Their shirts said “I’ll walk with you.” And walk they did.
Encircle: LGBTQ+ Family and Youth Resource Center marched down University Avenue on Wednesday morning in the Freedom Festival Grand Parade pre-parade, one year after the group was not allowed to participate in the event.
The group passed by a cheering crowd spotted with small rainbow flags and umbrellas as they carried a large banner with the group’s name and carried red, white and blue balloons as “This is Me” from “The Greatest Showman” played.
“We teared up a little,” said Natalie Landrey, who lives in Provo and came to the parade Wednesday to support the LGBTQ community.
She had brought 2,000 rainbow flags to hand out the day before and of the parade. She said of the 1,000 people she interacted with, only five were rude.
In June, parade organizers initially denied parade applications submitted by five LGBTQ organizations, including Encircle. The groups were then told they could resubmit their entries, which four of the five did. Four groups marched in the parade Wednesday.
Jerilyn Hassell Pool, the founder of QueerMeals, was camped out in an area in front of a home in the 300 North block of University Avenue on Wednesday. The area was donated to QueerMeals by the homeowner and was decorated in rainbow flags. Volunteers handed out free rainbow stickers and flags to passersby and the group hosted a barbecue.
QueerMeals was initially denied from the parade and Hassell Pool decided not to reapply.
“I decided it was a better idea to create a safe space for people to wear what they want,” Hassell Pool said.
She said LGBTQ people have always marched in the parade, they just haven’t been out.
Except for a few “hiccups” with members of the crowd, things went smoothly.
“We know Provo is ready for greater visibility,” Hassell Pool said.
A handful of LGBTQ groups lined the parade route to show support for the LGBTQ groups participating in the prade. The Bell Room hosted a viewing party for Provo Pride and PFLAG Provo/Utah County members viewed the parade from in front of an antiques store. Both spaces were donated.
“I feel a lot of support from the community,” said Randy Glasscock, the president of PFLAG Provo/Utah County.

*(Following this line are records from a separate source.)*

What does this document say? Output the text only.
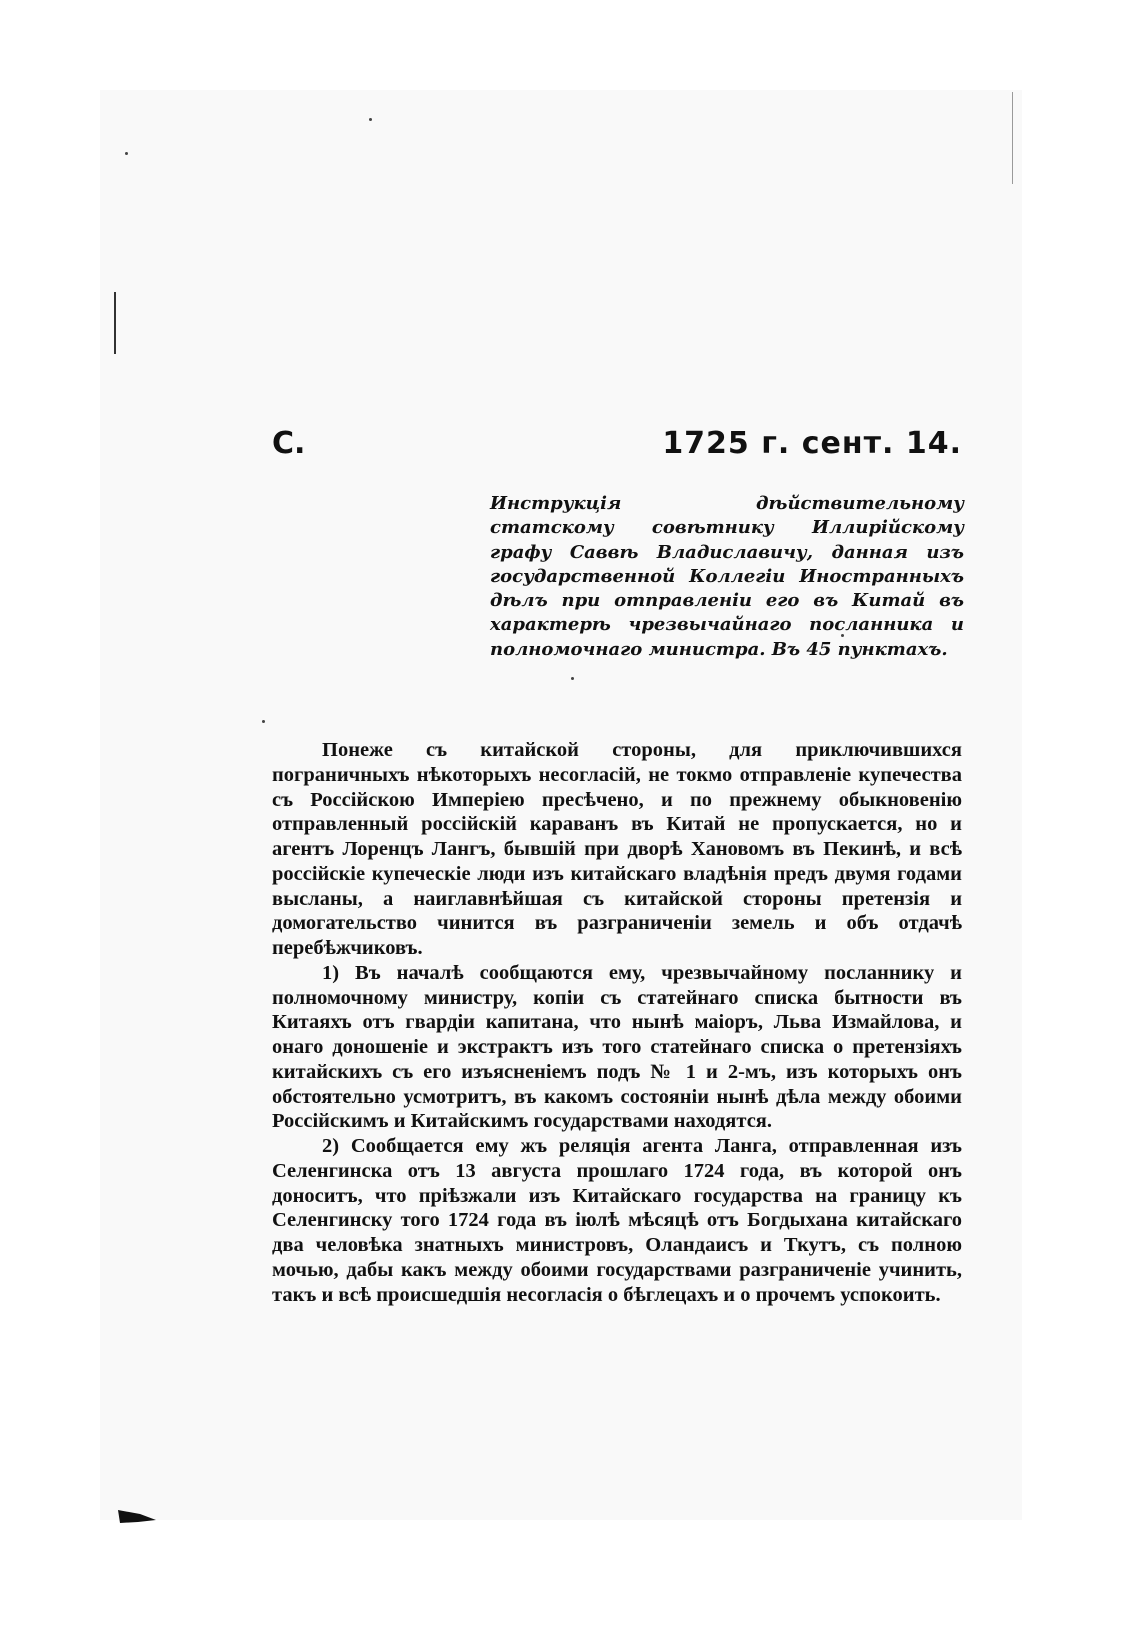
С.	1725 г. сент. 14.

Инструкція дѣйствительному статскому совѣтнику Иллирійскому графу Саввѣ Владиславичу, данная изъ государственной Коллегіи Иностранныхъ дѣлъ при отправленіи его въ Китай въ характерѣ чрезвычайнаго посланника и полномочнаго министра. Въ 45 пунктахъ.

Понеже съ китайской стороны, для приключившихся пограничныхъ нѣкоторыхъ несогласій, не токмо отправленіе купечества съ Россійскою Имперіею пресѣчено, и по прежнему обыкновенію отправленный россійскій караванъ въ Китай не пропускается, но и агентъ Лоренцъ Лангъ, бывшій при дворѣ Хановомъ въ Пекинѣ, и всѣ россійскіе купеческіе люди изъ китайскаго владѣнія предъ двумя годами высланы, а наиглавнѣйшая съ китайской стороны претензія и домогательство чинится въ разграниченіи земель и объ отдачѣ перебѣжчиковъ.

1) Въ началѣ сообщаются ему, чрезвычайному посланнику и полномочному министру, копіи съ статейнаго списка бытности въ Китаяхъ отъ гвардіи капитана, что нынѣ маіоръ, Льва Измайлова, и онаго доношеніе и экстрактъ изъ того статейнаго списка о претензіяхъ китайскихъ съ его изъясненіемъ подъ № 1 и 2-мъ, изъ которыхъ онъ обстоятельно усмотритъ, въ какомъ состояніи нынѣ дѣла между обоими Россійскимъ и Китайскимъ государствами находятся.

2) Сообщается ему жъ реляція агента Ланга, отправленная изъ Селенгинска отъ 13 августа прошлаго 1724 года, въ которой онъ доноситъ, что пріѣзжали изъ Китайскаго государства на границу къ Селенгинску того 1724 года въ іюлѣ мѣсяцѣ отъ Богдыхана китайскаго два человѣка знатныхъ министровъ, Оландаисъ и Ткутъ, съ полною мочью, дабы какъ между обоими государствами разграниченіе учинить, такъ и всѣ происшедшія несогласія о бѣглецахъ и о прочемъ успокоить.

Glasscock watched the parade from the sidelines Wednesday morning. He hopes the parade provided more exposure for the LGBTQ community and will make the area safe for LGBTQ children.
Luann Hawker decided to watch from the sidelines instead of marching with PFLAG in the parade because she felt LGBTQ people needed to be the ones participating in the parade. She said her son, who is a member of the LGBTQ community, could have used seeing LGBTQ groups in the parade while he was still closeted.
“LGBTQ families are part of the community,” Hawker said. “Rainbow flags aren’t ‘other,’ they are just another part.”
Encircle participated in the pre-parade, where groups are allowed to have more participants and interact with the crowd, while Mormons Building Bridges, PFLAG and Provo Pride participated in the grand parade.
The pre-parade started at 8 a.m. Wednesday and was followed by the Grand Parade at 9 a.m. Thousands of people lined the parade route to watch dozens of entries, including marching bands, military vehicles, elected leaders and large character balloons walk down University Avenue in Provo before turning onto 200 South and then 200 East.
Josh Jacobs, who is on the board of Provo Pride and Spectrum, Utah Valley University’s LGBTQ organization, is confident the groups will be allowed in the parade next year.
He chose to watch the parade instead of marching in it.
“Here on the sidelines, we can do whatever we want, to have our voice to say whatever we want,” Jacobs said.
Camping overnight to save a spot the day of the parade has become a tradition for Chance Clift, who now brings his daughter to the parade. He’s been camping out the night before for the past 15 years.
He had his space decorated with rainbow flags Wednesday morning to show his support.
Encircle was originally told their entry was denied because it wasn’t patriotic enough. After Encircle’s entry passed, he said he thought it showed American pride well.
“It was as patriotic as any other float in the parade,” he said.